When I was done talking to him, we went outside, got in the jeep and drove off. About a half-hour later we arrived in the center of town and set up a small camp. We had a dinner of canned soup over an open flame.
About an hour later Connor decided to go to bed. I had offered to be on guard for the night. It was at about two o’ clock when I was just about asleep, when I saw something throw an object into Connor’s tent. I then lunged at the thing and started punching it in the face, and in return it punched me in the face. I then pushed it off of me and pulled out my pistol, ran, and shot it in the face seven times. I then ran into the tent to grab the object, but I only had enough time to get Connor out of the tent before it exploded.
Shrapnel from the blast shot into my body. The pain was actually not that bad, but it still hurt a lot.
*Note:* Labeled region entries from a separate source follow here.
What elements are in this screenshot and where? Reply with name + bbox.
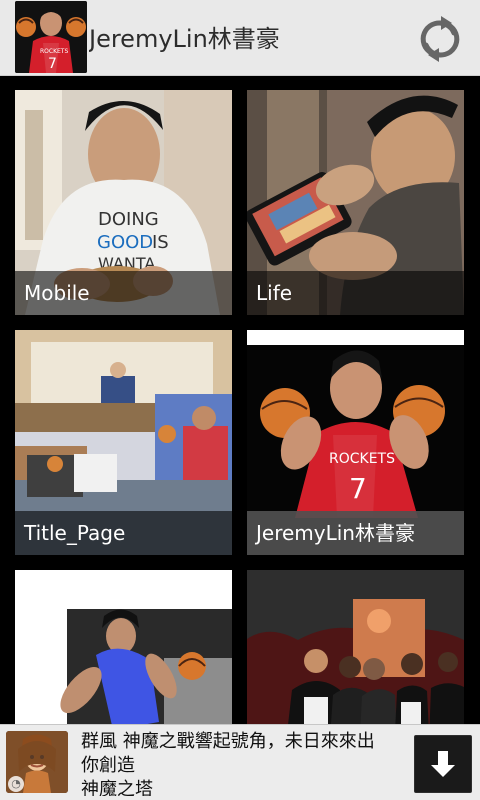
ad-line-2: 你創造 bbox=[81, 755, 135, 776]
ad-copy: 群風 神魔之戰響起號角，未日來來出 你創造 神魔之塔 bbox=[81, 730, 401, 796]
svg-text:GOOD: GOOD bbox=[97, 232, 153, 253]
album-label-life: Life bbox=[247, 271, 464, 315]
ad-line-3: 神魔之塔 bbox=[81, 779, 153, 796]
svg-text:7: 7 bbox=[48, 56, 57, 72]
album-tile-jeremylin[interactable]: ROCKETS 7 JeremyLin林書豪 bbox=[247, 330, 464, 555]
album-label-title-page: Title_Page bbox=[15, 511, 232, 555]
album-tile-5[interactable] bbox=[15, 570, 232, 724]
album-tile-life[interactable]: Life bbox=[247, 90, 464, 315]
ad-line-1: 群風 神魔之戰響起號角，未日來來出 bbox=[81, 731, 375, 752]
album-tile-mobile[interactable]: DOING GOOD IS WANTA Mobile bbox=[15, 90, 232, 315]
app-screen: ROCKETS 7 JeremyLin林書豪 DOING GOOD IS WAN… bbox=[0, 0, 480, 800]
album-tile-6[interactable] bbox=[247, 570, 464, 724]
album-tile-title-page[interactable]: Title_Page bbox=[15, 330, 232, 555]
download-button[interactable] bbox=[414, 735, 472, 793]
album-label-jeremylin: JeremyLin林書豪 bbox=[247, 511, 464, 555]
page-title: JeremyLin林書豪 bbox=[89, 25, 280, 53]
svg-text:DOING: DOING bbox=[98, 209, 159, 230]
game-hero-icon[interactable]: ◔ bbox=[6, 731, 68, 793]
ad-choice-icon: ◔ bbox=[8, 776, 24, 792]
album-grid: DOING GOOD IS WANTA Mobile Life Title_Pa… bbox=[0, 76, 480, 724]
avatar[interactable]: ROCKETS 7 bbox=[15, 1, 87, 73]
refresh-button[interactable] bbox=[414, 13, 466, 65]
top-header: ROCKETS 7 JeremyLin林書豪 bbox=[0, 0, 480, 76]
download-icon bbox=[431, 751, 455, 777]
svg-text:IS: IS bbox=[152, 232, 169, 253]
svg-text:ROCKETS: ROCKETS bbox=[40, 48, 68, 55]
event-photo bbox=[247, 570, 464, 724]
album-label-mobile: Mobile bbox=[15, 271, 232, 315]
refresh-icon bbox=[420, 16, 460, 62]
ad-banner[interactable]: ◔ 群風 神魔之戰響起號角，未日來來出 你創造 神魔之塔 bbox=[0, 724, 480, 800]
svg-text:7: 7 bbox=[349, 472, 367, 505]
dribbling-photo bbox=[15, 570, 232, 724]
profile-photo: ROCKETS 7 bbox=[15, 1, 87, 73]
svg-text:ROCKETS: ROCKETS bbox=[329, 451, 395, 467]
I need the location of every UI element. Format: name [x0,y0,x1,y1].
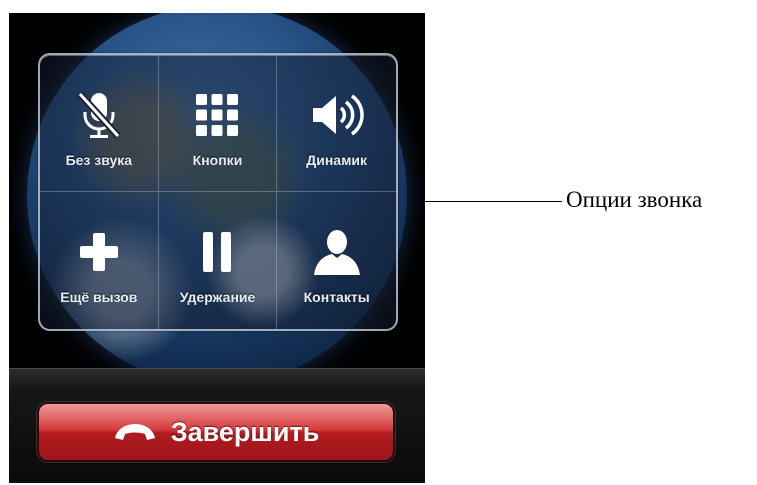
phone-hangup-icon [114,424,155,440]
speaker-button[interactable]: Динамик [277,55,396,192]
hold-button[interactable]: Удержание [159,192,278,329]
contacts-label: Контакты [303,289,370,305]
keypad-icon [196,94,239,136]
pause-icon [203,232,232,272]
keypad-button[interactable]: Кнопки [158,55,278,192]
call-options-panel: Без звука Кнопки Динамик Ещё вызов Удерж… [38,53,398,331]
contacts-button[interactable]: Контакты [277,192,396,329]
hold-label: Удержание [179,289,256,305]
keypad-label: Кнопки [192,152,243,168]
phone-screen: Без звука Кнопки Динамик Ещё вызов Удерж… [9,13,425,483]
plus-icon [79,233,118,271]
callout-line [425,201,562,202]
add-call-label: Ещё вызов [60,289,138,305]
add-call-button[interactable]: Ещё вызов [40,192,159,329]
mute-button[interactable]: Без звука [40,55,159,192]
speaker-label: Динамик [306,152,368,168]
mic-off-icon [77,91,121,139]
mute-label: Без звука [65,152,133,168]
end-call-label: Завершить [170,416,320,447]
callout-label: Опции звонка [566,187,703,212]
speaker-icon [312,94,364,136]
end-call-button[interactable]: Завершить [37,402,395,462]
contact-icon [313,230,360,275]
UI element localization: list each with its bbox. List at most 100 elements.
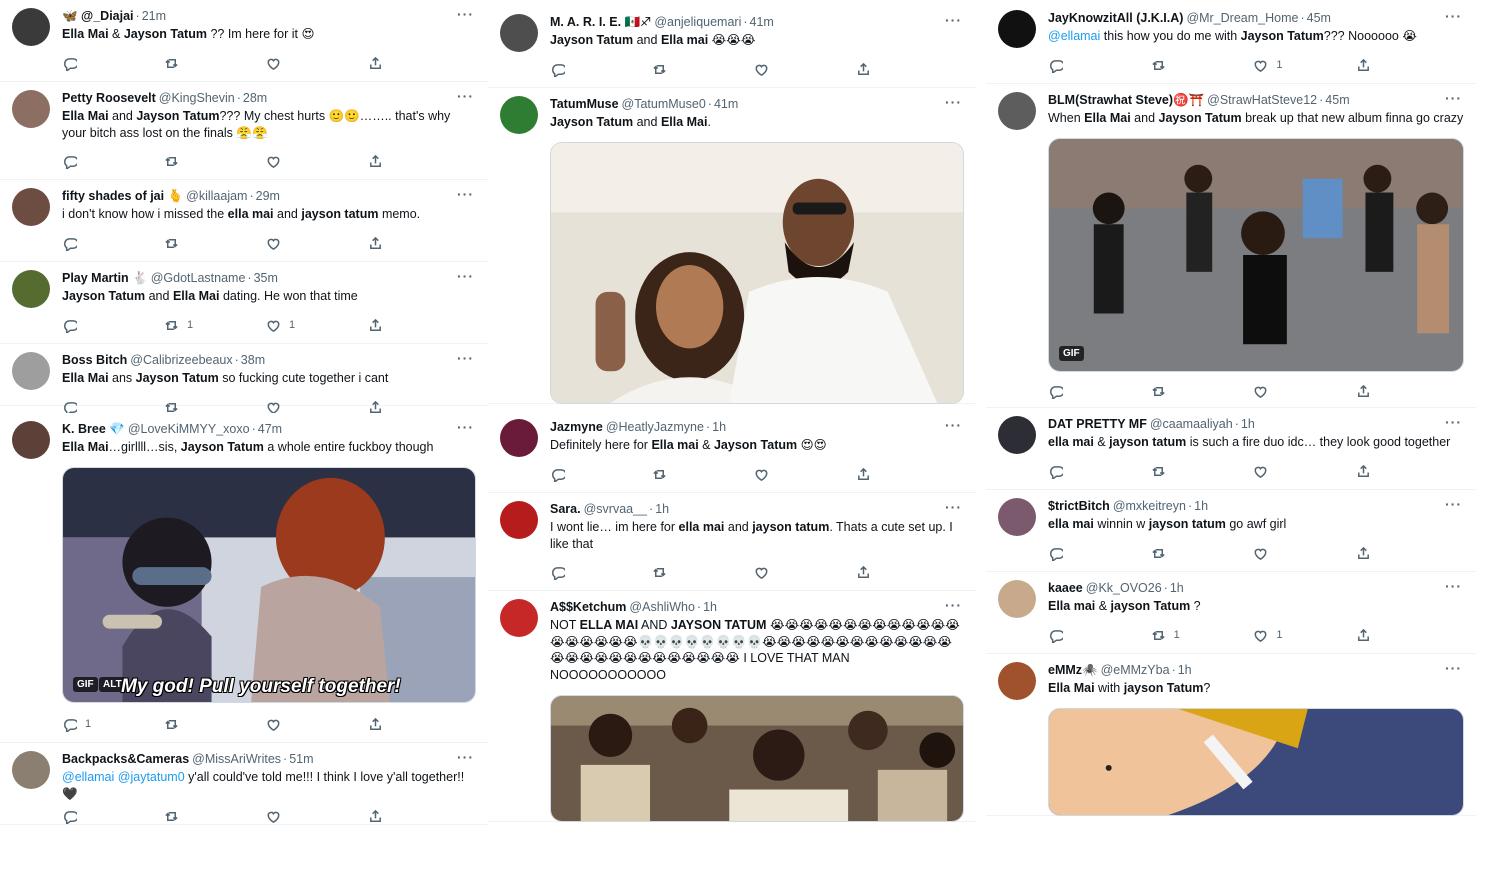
reply-button[interactable] <box>1048 462 1108 480</box>
user-handle[interactable]: @KingShevin <box>159 91 235 105</box>
tweet[interactable]: K. Bree 💎 @LoveKiMMYY_xoxo · 47m ··· Ella Mai… <box>0 413 488 743</box>
tweet[interactable]: JayKnowzitAll (J.K.I.A) @Mr_Dream_Home · 45… <box>986 2 1476 84</box>
reply-button[interactable] <box>1048 56 1108 74</box>
share-button[interactable] <box>1356 544 1416 562</box>
reply-button[interactable] <box>550 465 610 483</box>
reply-button[interactable] <box>62 316 122 334</box>
tweet-media[interactable] <box>550 142 964 404</box>
user-handle[interactable]: @AshliWho <box>629 600 695 614</box>
timestamp[interactable]: 1h <box>1170 581 1184 595</box>
timestamp[interactable]: 1h <box>1194 499 1208 513</box>
more-icon[interactable]: ··· <box>457 6 474 22</box>
timestamp[interactable]: 1h <box>1241 417 1255 431</box>
tweet[interactable]: BLM(Strawhat Steve)㊗️⛩️ @StrawHatSteve12 ·… <box>986 84 1476 408</box>
tweet[interactable]: Boss Bitch @Calibrizeebeaux · 38m ··· Ella Ma… <box>0 344 488 415</box>
share-button[interactable] <box>1356 382 1416 400</box>
tweet[interactable]: Jazmyne @HeatlyJazmyne · 1h ··· Definitely he… <box>488 411 976 493</box>
share-button[interactable] <box>368 234 428 252</box>
display-name[interactable]: kaaee <box>1048 581 1083 595</box>
timestamp[interactable]: 1h <box>1178 663 1192 677</box>
avatar[interactable] <box>12 270 50 308</box>
tweet[interactable]: DAT PRETTY MF @caamaaliyah · 1h ··· ella mai … <box>986 408 1476 490</box>
retweet-button[interactable] <box>164 234 224 252</box>
tweet[interactable]: fifty shades of jai 🫰 @killaajam · 29m ··· i … <box>0 180 488 262</box>
share-button[interactable] <box>368 316 428 334</box>
timestamp[interactable]: 1h <box>703 600 717 614</box>
share-button[interactable] <box>368 54 428 72</box>
tweet-media[interactable] <box>550 695 964 822</box>
more-icon[interactable]: ··· <box>945 499 962 515</box>
timestamp[interactable]: 29m <box>256 189 280 203</box>
more-icon[interactable]: ··· <box>945 12 962 28</box>
more-icon[interactable]: ··· <box>1445 660 1462 676</box>
avatar[interactable] <box>998 662 1036 700</box>
retweet-button[interactable] <box>164 807 224 825</box>
display-name[interactable]: Petty Roosevelt <box>62 91 156 105</box>
avatar[interactable] <box>998 416 1036 454</box>
more-icon[interactable]: ··· <box>457 186 474 202</box>
more-icon[interactable]: ··· <box>945 417 962 433</box>
avatar[interactable] <box>12 8 50 46</box>
timestamp[interactable]: 38m <box>241 353 265 367</box>
tweet[interactable]: Backpacks&Cameras @MissAriWrites · 51m ··· @e… <box>0 743 488 825</box>
reply-button[interactable] <box>62 807 122 825</box>
like-button[interactable] <box>266 234 326 252</box>
display-name[interactable]: $trictBitch <box>1048 499 1110 513</box>
more-icon[interactable]: ··· <box>945 597 962 613</box>
more-icon[interactable]: ··· <box>1445 8 1462 24</box>
avatar[interactable] <box>998 580 1036 618</box>
more-icon[interactable]: ··· <box>1445 578 1462 594</box>
timestamp[interactable]: 47m <box>258 422 282 436</box>
like-button[interactable] <box>754 465 814 483</box>
reply-button[interactable] <box>1048 544 1108 562</box>
reply-button[interactable] <box>62 234 122 252</box>
user-handle[interactable]: @LoveKiMMYY_xoxo <box>128 422 250 436</box>
share-button[interactable] <box>368 807 428 825</box>
display-name[interactable]: 🦋 @_Diajai <box>62 9 134 23</box>
retweet-button[interactable] <box>164 715 224 733</box>
display-name[interactable]: BLM(Strawhat Steve)㊗️⛩️ <box>1048 93 1204 107</box>
share-button[interactable] <box>856 465 916 483</box>
retweet-button[interactable] <box>652 60 712 78</box>
display-name[interactable]: Backpacks&Cameras <box>62 752 189 766</box>
retweet-button[interactable] <box>1151 462 1211 480</box>
like-button[interactable]: 1 <box>266 316 326 334</box>
display-name[interactable]: JayKnowzitAll (J.K.I.A) <box>1048 11 1183 25</box>
more-icon[interactable]: ··· <box>945 94 962 110</box>
share-button[interactable] <box>1356 462 1416 480</box>
tweet[interactable]: A$$Ketchum @AshliWho · 1h ··· NOT ELLA MAI AN… <box>488 591 976 822</box>
user-handle[interactable]: @StrawHatSteve12 <box>1207 93 1317 107</box>
reply-button[interactable] <box>62 54 122 72</box>
retweet-button[interactable] <box>164 152 224 170</box>
share-button[interactable] <box>368 152 428 170</box>
user-handle[interactable]: @caamaaliyah <box>1150 417 1233 431</box>
more-icon[interactable]: ··· <box>457 419 474 435</box>
tweet-media[interactable]: GIF <box>1048 138 1464 372</box>
avatar[interactable] <box>12 188 50 226</box>
like-button[interactable] <box>266 807 326 825</box>
user-handle[interactable]: @mxkeitreyn <box>1113 499 1186 513</box>
like-button[interactable]: 1 <box>1253 56 1313 74</box>
timestamp[interactable]: 21m <box>142 9 166 23</box>
share-button[interactable] <box>856 60 916 78</box>
timestamp[interactable]: 35m <box>254 271 278 285</box>
display-name[interactable]: M. A. R. I. E. 🇲🇽♐ <box>550 15 651 29</box>
avatar[interactable] <box>500 419 538 457</box>
retweet-button[interactable] <box>1151 544 1211 562</box>
user-handle[interactable]: @Calibrizeebeaux <box>130 353 232 367</box>
tweet[interactable]: Sara. @svrvaa__ · 1h ··· I wont lie… im here … <box>488 493 976 591</box>
tweet[interactable]: Petty Roosevelt @KingShevin · 28m ··· Ella Ma… <box>0 82 488 180</box>
retweet-button[interactable] <box>164 54 224 72</box>
user-handle[interactable]: @eMMzYba <box>1101 663 1170 677</box>
avatar[interactable] <box>12 751 50 789</box>
display-name[interactable]: TatumMuse <box>550 97 619 111</box>
tweet[interactable]: 🦋 @_Diajai · 21m ··· Ella Mai & Jayson Tatum… <box>0 0 488 82</box>
user-handle[interactable]: @TatumMuse0 <box>622 97 706 111</box>
avatar[interactable] <box>12 90 50 128</box>
retweet-button[interactable]: 1 <box>164 316 224 334</box>
retweet-button[interactable]: 1 <box>1151 626 1211 644</box>
like-button[interactable] <box>754 563 814 581</box>
tweet[interactable]: kaaee @Kk_OVO26 · 1h ··· Ella mai & jayson Ta… <box>986 572 1476 654</box>
user-handle[interactable]: @MissAriWrites <box>192 752 281 766</box>
mention-link[interactable]: @jaytatum0 <box>118 770 185 784</box>
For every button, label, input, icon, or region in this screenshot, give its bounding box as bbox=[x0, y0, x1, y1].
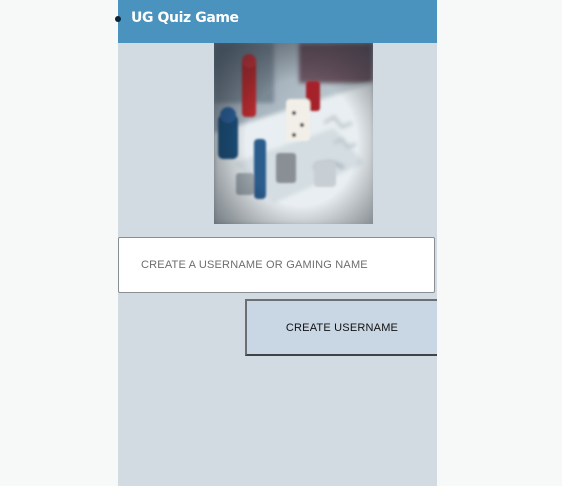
hero-image bbox=[214, 43, 373, 224]
app-container: UG Quiz Game CREATE A USERNAME OR GAMING… bbox=[115, 0, 437, 486]
username-input[interactable] bbox=[118, 237, 435, 293]
app-title: UG Quiz Game bbox=[131, 10, 239, 26]
board-game-image bbox=[214, 43, 373, 224]
app-header: UG Quiz Game bbox=[115, 0, 437, 43]
bullet-icon bbox=[115, 16, 121, 22]
create-username-button[interactable]: CREATE USERNAME bbox=[245, 299, 437, 356]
I lay on the ground for what seemed like an hour, but in reality was only 2 minutes.
I had blacked out from the pain, but awoke in an American hospital with countless faces hovering over my body. I was having trouble seeing. As I looked around I only saw one face that I recognize, and it was Connor’s. He asked me one question which was, “How do you feel?”
“I feel pain and lots of it.” I said. I had so many questions about what had happened and how I had gotten here, so I asked, “Where am I?”
“You’re in an American Hospital.” Connor replied.
It’s been about four years since I finally got out of that place. But the more I think about it, the more I miss that god-forsaken place and the soldiers’ that live and work there. “You’ll never think that you’ll miss someone, something, or some place until you aren’t there with that person, object, or place. So take it from me, you should spend as much time with that person or stay in that place for as long as you can.”